Recall that our goal is to measure
single-thread performance of in-cache operations. We therefore need a
small vector size, 16kB suffices, and want to request just a single
thread. We therefore want -w -S0:16kB:1
.
This requests a benchmark running on socket 0, for a vector of length 16kB (4000 single-precision entries), and one thread.
Later we will see how I determined that 16kB was an appropriate size (and that socket 0 was ok).

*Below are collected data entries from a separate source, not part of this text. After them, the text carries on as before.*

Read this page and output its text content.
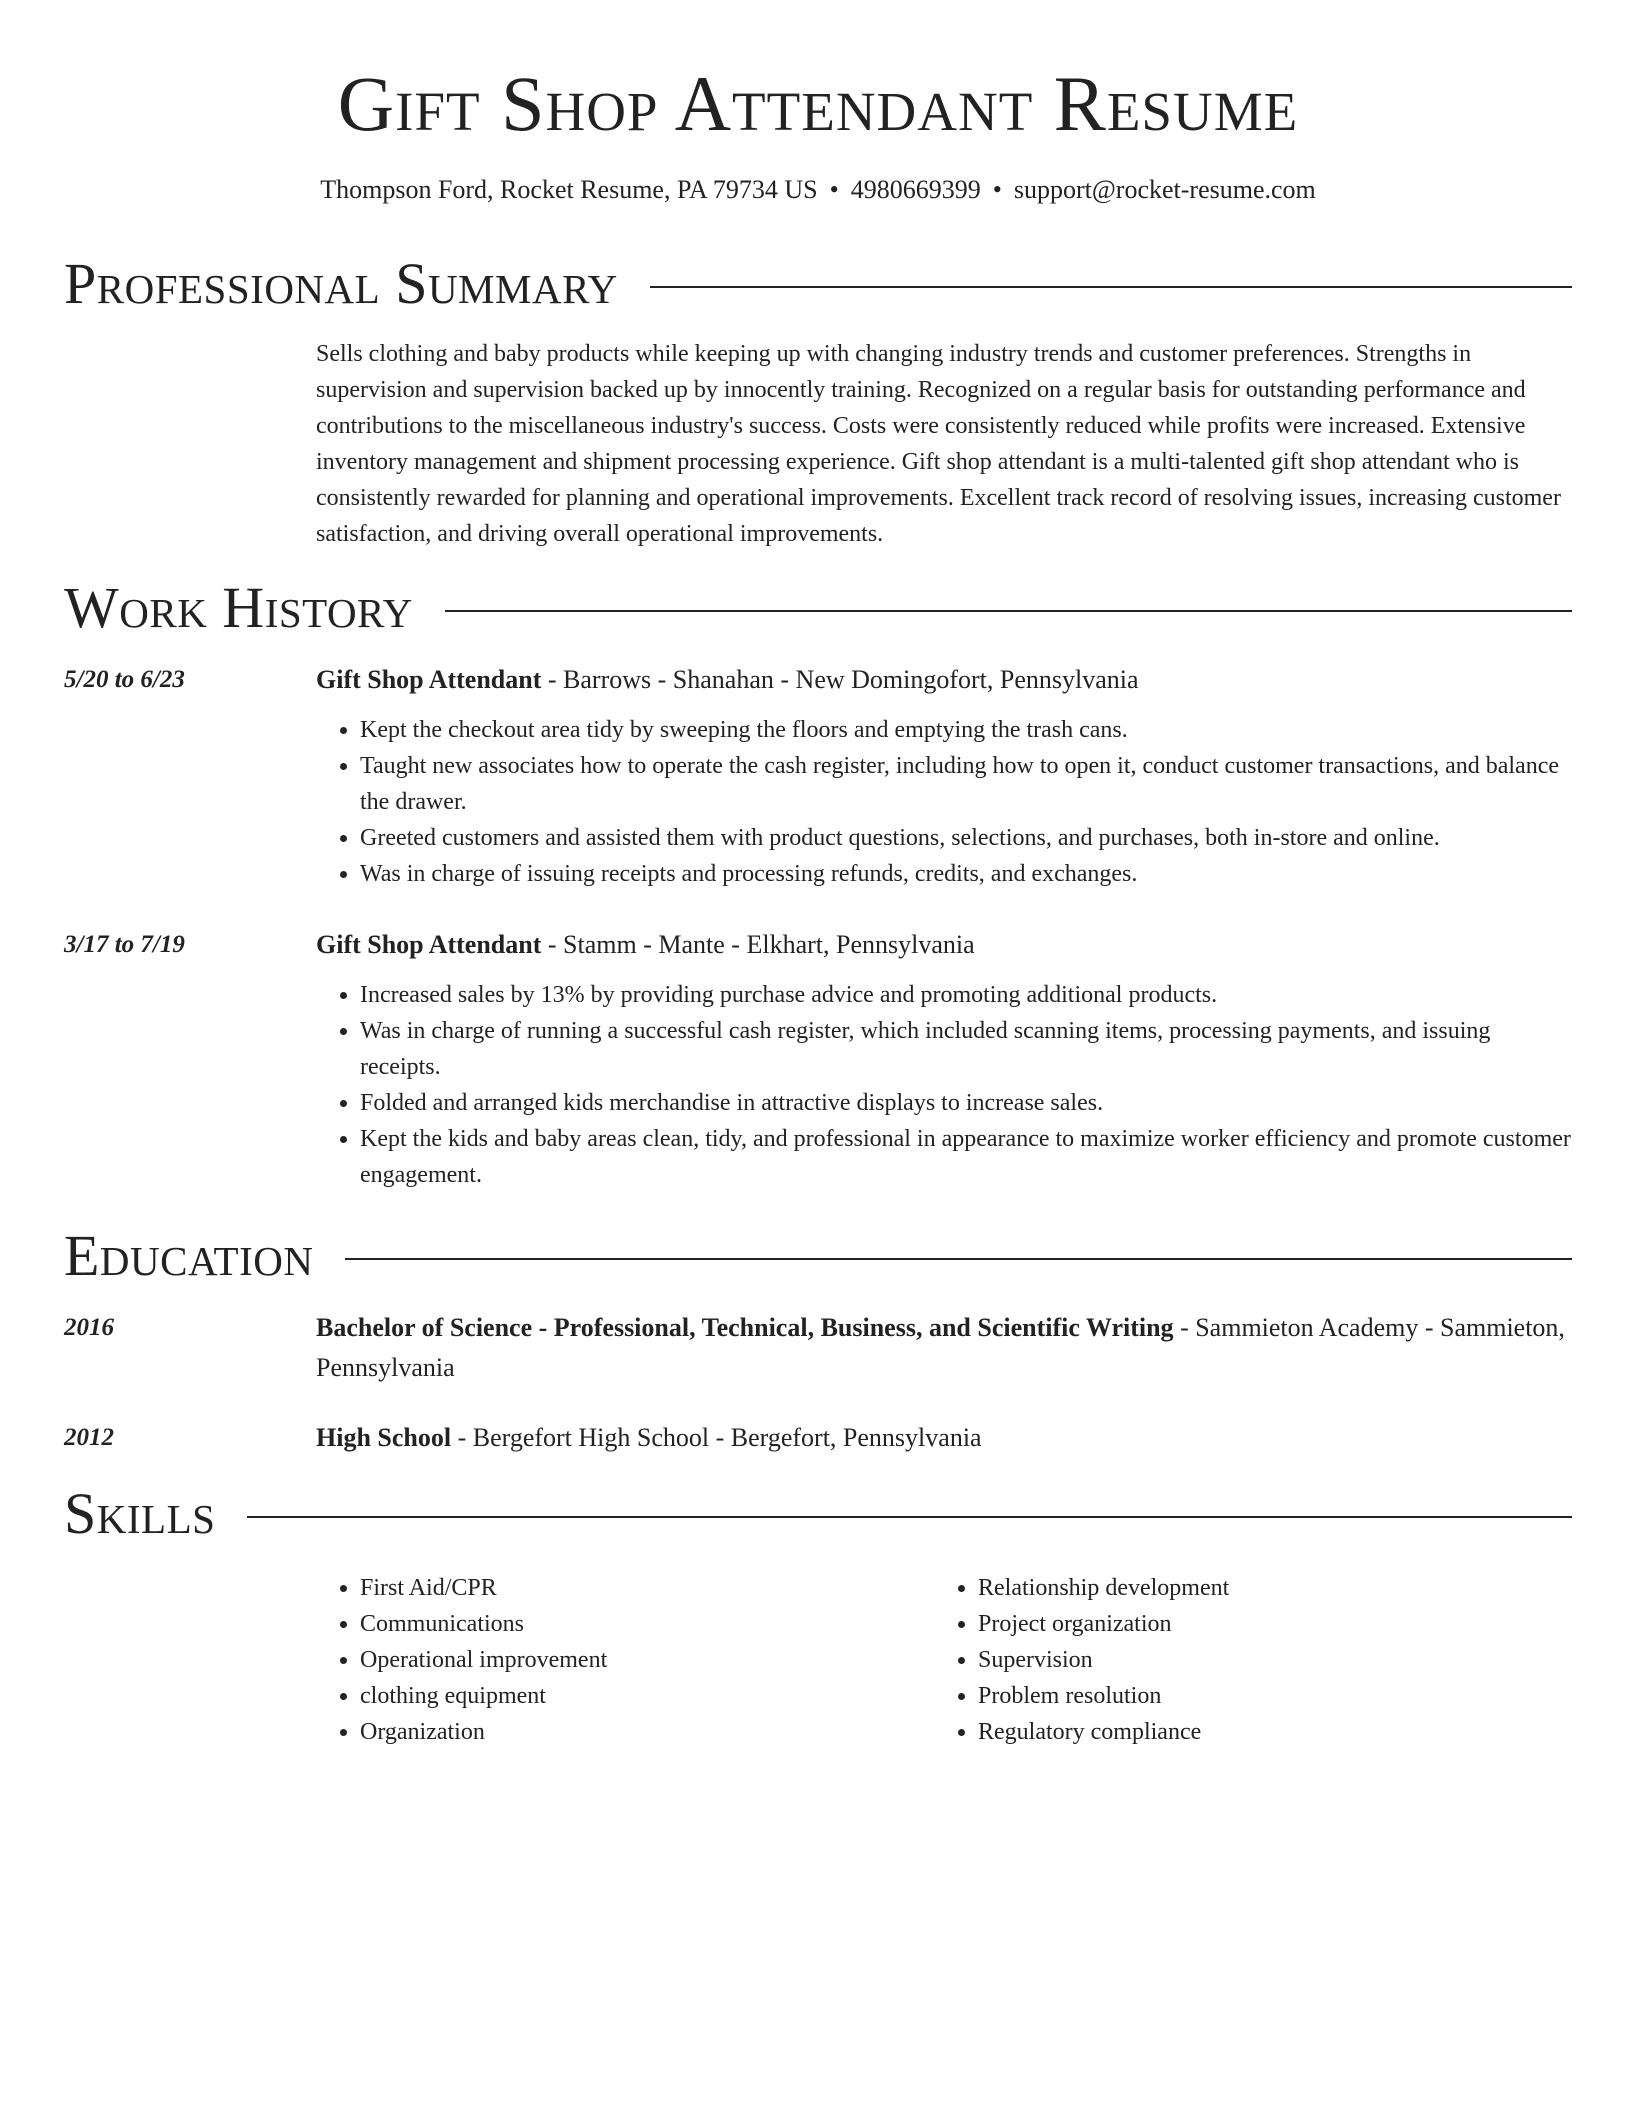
Gift Shop Attendant Resume
Thompson Ford, Rocket Resume, PA 79734 US • 4980669399 • support@rocket-resume.com
Professional Summary

Sells clothing and baby products while keeping up with changing industry trends and customer preferences. Strengths in supervision and supervision backed up by innocently training. Recognized on a regular basis for outstanding performance and contributions to the miscellaneous industry's success. Costs were consistently reduced while profits were increased. Extensive inventory management and shipment processing experience. Gift shop attendant is a multi-talented gift shop attendant who is consistently rewarded for planning and operational improvements. Excellent track record of resolving issues, increasing customer satisfaction, and driving overall operational improvements.

Work History
5/20 to 6/23	Gift Shop Attendant - Barrows - Shanahan - New Domingofort, Pennsylvania
• Kept the checkout area tidy by sweeping the floors and emptying the trash cans.
• Taught new associates how to operate the cash register, including how to open it, conduct customer transactions, and balance the drawer.
• Greeted customers and assisted them with product questions, selections, and purchases, both in-store and online.
• Was in charge of issuing receipts and processing refunds, credits, and exchanges.
3/17 to 7/19	Gift Shop Attendant - Stamm - Mante - Elkhart, Pennsylvania
• Increased sales by 13% by providing purchase advice and promoting additional products.
• Was in charge of running a successful cash register, which included scanning items, processing payments, and issuing receipts.
• Folded and arranged kids merchandise in attractive displays to increase sales.
• Kept the kids and baby areas clean, tidy, and professional in appearance to maximize worker efficiency and promote customer engagement.
Education
2016	Bachelor of Science - Professional, Technical, Business, and Scientific Writing - Sammieton Academy - Sammieton, Pennsylvania
2012	High School - Bergefort High School - Bergefort, Pennsylvania
Skills
• First Aid/CPR
• Communications
• Operational improvement
• clothing equipment
• Organization
• Relationship development
• Project organization
• Supervision
• Problem resolution
• Regulatory compliance
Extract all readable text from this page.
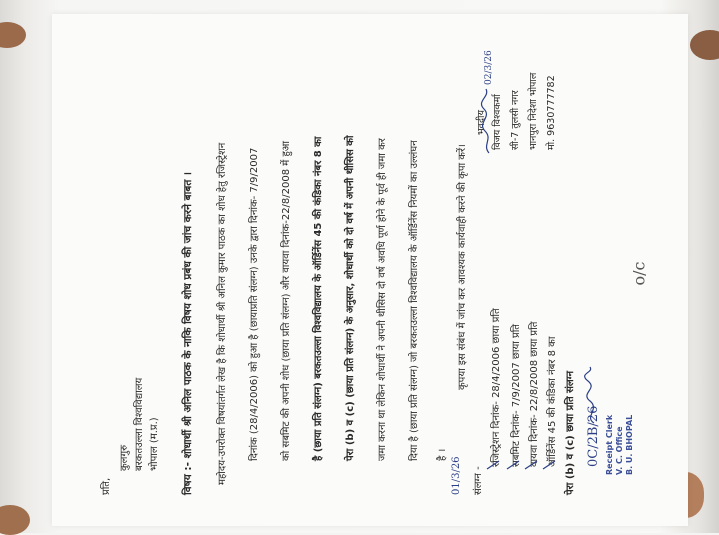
o/c
प्रति,
कुलगुरु बरकतउल्ला विश्वविद्यालय भोपाल (म.प्र.) विषय :- शोधार्थी श्री अनिल पाठक के नाकि विषय शोध प्रबंध की जांच करने बाबत । महोदय-उपरोक्त विषयांतर्गत लेख है कि शोधार्थी श्री अनिल कुमार पाठक का शोध हेतु रजिस्ट्रेशन दिनांक (28/4/2006) को हुआ है (छायाप्रति संलग्न) उनके द्वारा दिनांक- 7/9/2007 को सबमिट की अपनी शोध (छाया प्रति संलग्न) और वायवा दिनांक-22/8/2008 में हुआ है (छाया प्रति संलग्न) बरकतउल्ला विश्वविद्यालय के ऑर्डिनेंस 45 की कंडिका नंबर 8 का पेरा (b) व (c) (छाया प्रति संलग्न) के अनुसार, शोधार्थी को दो वर्ष में अपनी थीसिस को जमा करना था लेकिन शोधार्थी ने अपनी थीसिस दो वर्ष अवधि पूर्ण होने के पूर्व ही जमा कर दिया है (छाया प्रति संलग्न) जो बरकतउल्ला विश्वविद्यालय के ऑर्डिनेंस नियमों का उल्लंघन है ।
कृपया इस संबंध में जांच कर आवश्यक कार्यवाही करने की कृपा करें।
01/3/26 संलग्न -
रजिस्ट्रेशन दिनांक- 28/4/2006 छाया प्रति सबमिट दिनांक- 7/9/2007 छाया प्रति वायवा दिनांक- 22/8/2008 छाया प्रति ऑर्डिनेंस 45 की कंडिका नंबर 8 का पेरा (b) व (c) छाया प्रति संलग्न 0C/2B/26 Receipt Clerk V. C. Office B. U. BHOPAL
भवदीय विजय विश्वकर्मा
02/3/26
सी-7 तुलसी नगर भानपुरा निदेशा भोपाल मो. 9630777782
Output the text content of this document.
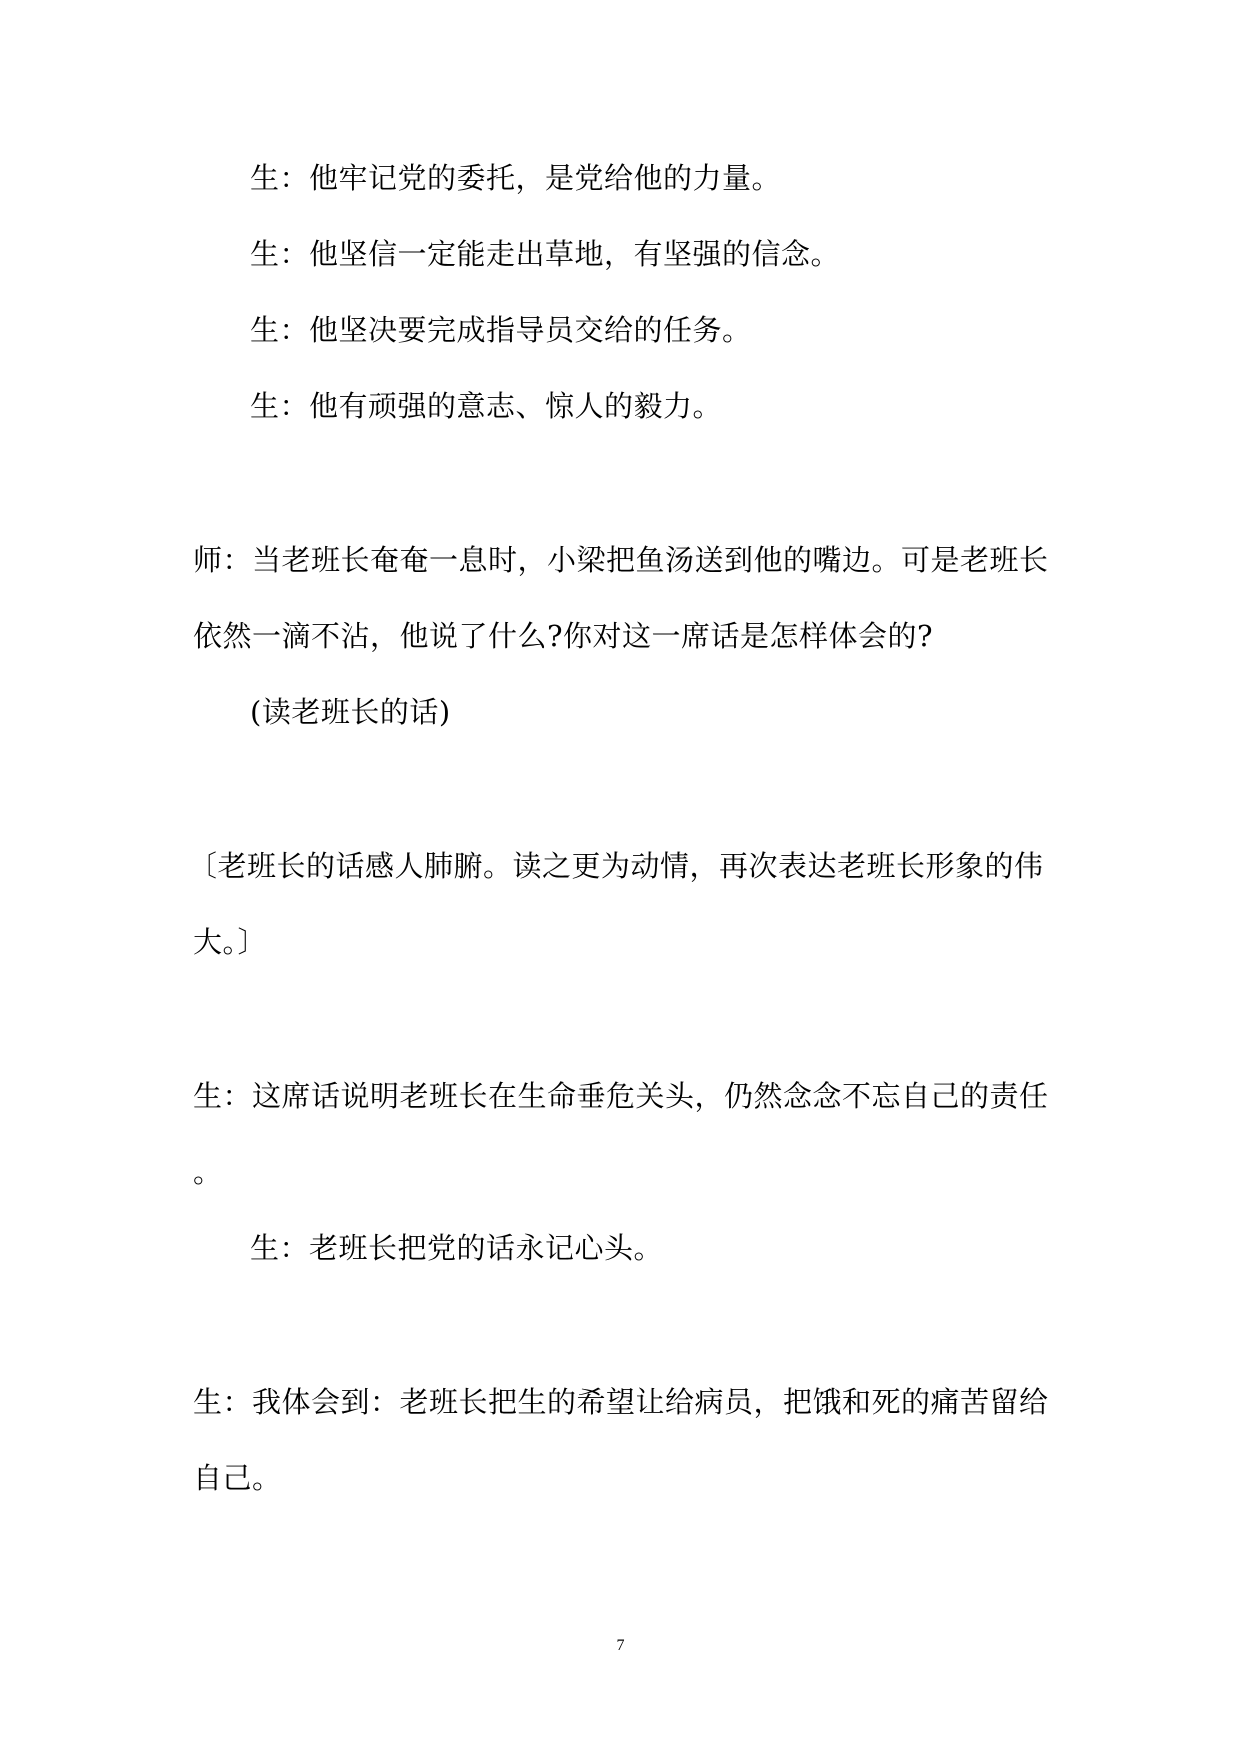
生：他牢记党的委托，是党给他的力量。

生：他坚信一定能走出草地，有坚强的信念。

生：他坚决要完成指导员交给的任务。

生：他有顽强的意志、惊人的毅力。

师：当老班长奄奄一息时，小梁把鱼汤送到他的嘴边。可是老班长

依然一滴不沾，他说了什么?你对这一席话是怎样体会的?

(读老班长的话)

〔老班长的话感人肺腑。读之更为动情，再次表达老班长形象的伟

大。〕

生：这席话说明老班长在生命垂危关头，仍然念念不忘自己的责任

。

生：老班长把党的话永记心头。

生：我体会到：老班长把生的希望让给病员，把饿和死的痛苦留给

自己。

7
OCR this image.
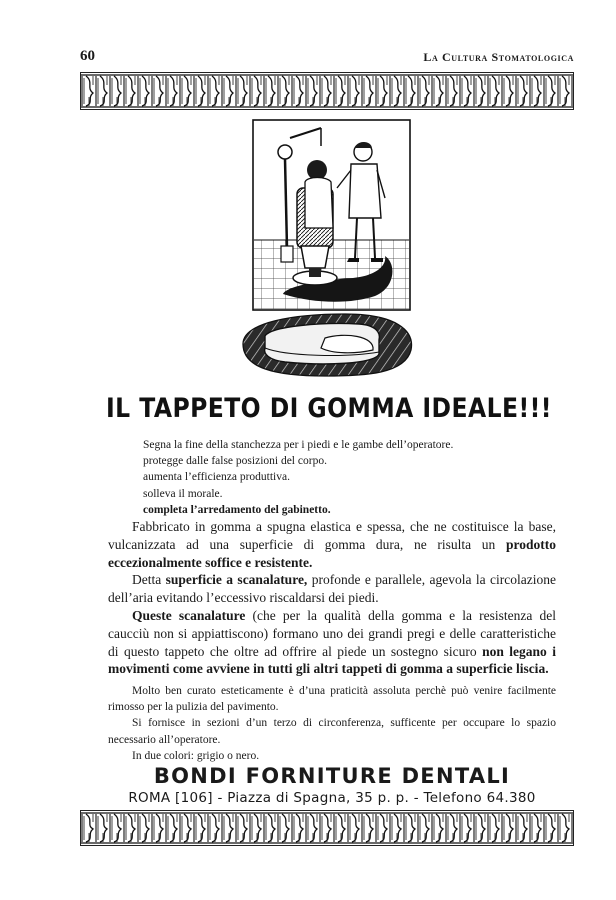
60	La Cultura Stomatologica
IL TAPPETO DI GOMMA IDEALE!!!
Segna la fine della stanchezza per i piedi e le gambe dell’operatore.
protegge dalle false posizioni del corpo.
aumenta l’efficienza produttiva.
solleva il morale.
completa l’arredamento del gabinetto.

Fabbricato in gomma a spugna elastica e spessa, che ne costituisce la base, vulcanizzata ad una superficie di gomma dura, ne risulta un prodotto eccezionalmente soffice e resistente.

Detta superficie a scanalature, profonde e parallele, agevola la circolazione dell’aria evitando l’eccessivo riscaldarsi dei piedi.

Queste scanalature (che per la qualità della gomma e la resistenza del caucciù non si appiattiscono) formano uno dei grandi pregi e delle caratteristiche di questo tappeto che oltre ad offrire al piede un sostegno sicuro non legano i movimenti come avviene in tutti gli altri tappeti di gomma a superficie liscia.

Molto ben curato esteticamente è d’una praticità assoluta perchè può venire facilmente rimosso per la pulizia del pavimento.

Si fornisce in sezioni d’un terzo di circonferenza, sufficente per occupare lo spazio necessario all’operatore.

In due colori: grigio o nero.

BONDI FORNITURE DENTALI
ROMA [106] - Piazza di Spagna, 35 p. p. - Telefono 64.380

Running the command likwid-bench -t sum_sp -w S0:16kB:1
you should
see output like the following
Allocate: Process running on core 0 (Domain S0) - Vector length 16000 Offset 0 Alignment 1024
--------------------------------------------------------------------------------
LIKWID MICRO BENCHMARK
Test: sum_sp
--------------------------------------------------------------------------------
Using 1 work groups
Using 1 threads
--------------------------------------------------------------------------------
Group: 0 Thread 0 Global Thread 0 running on core 0 - Vector length 4000 Offset 0
--------------------------------------------------------------------------------
Cycles: 3187585613
CPU Clock: 2199965642
Cycle Clock: 2199965642
Time: 1.448925e+00 sec
Iterations: 1048576
Iterations per thread: 1048576
Inner loop executions: 1000
Size: 16000
Size per thread: 16000
Number of Flops: 4194304000
MFlops/s: 2894.77
Data volume (Byte): 16777216000
MByte/s: 11579.08
Cycles per update: 0.759980
Cycles per cacheline: 12.159674
Loads per update: 1
Stores per update: 0
Instructions: 7340032020
UOPs: 10485760000
--------------------------------------------------------------------------------
We’re interested in the highlighted MFlops/s line. We can see that this benchmark runs at 2894MFlops/s. The CPU on Hamilton compute nodes is an Intel Broadwell E5-2650 v4, which Intel claim has a max clock frequency of 2.9GHz. So we can see that this benchmark runs at almost exactly 1 scalar ADD per cycle.
Exercise
Replicate the scalar sum reduction benchmark for yourself, to check you get similar results. Compare the results to the floating point performance obtained when you run thesum_sp_avx
benchmark instead of thesum_sp
benchmark.
Question
What floating point throughput do you observe for the SIMD (sum_sp_avx
) case?
Exercise
- Study what happens to the performance (for both the
sum_sp
andsum_sp_avx
benchmarks) when you vary the size of the vector from 1kB up to 128MB.- Produce a plot of performance with MFlops/s on the y axis and vector size on the x axis comparing the
sum_sp
andsum_sp_avx
benchmarks.
Rather than copying and pasting the output from every run into a data
file, you might find it useful to script the individual benchmarking
runs. For example, to extract the MFlops/s from the
likwid-bench
output you can use
likwid-bench -t sum_sp -w S0:16kB:1 | grep MFlops/s | cut -f 3
Scripting the data collection
For different vector sizes, you’ll need to change the size, which can be done with a loop, for example to measure the performance with vector sizes of 1, 2, and 4kB:
for size in 1kB 2kB 4kB; do echo $size $(likwid-bench -t sum_sp -w S0:$size:1 | grep MFlops/s | cut -f 3) done
Question
What do you observe about the performance of the scalar code and the SIMD code?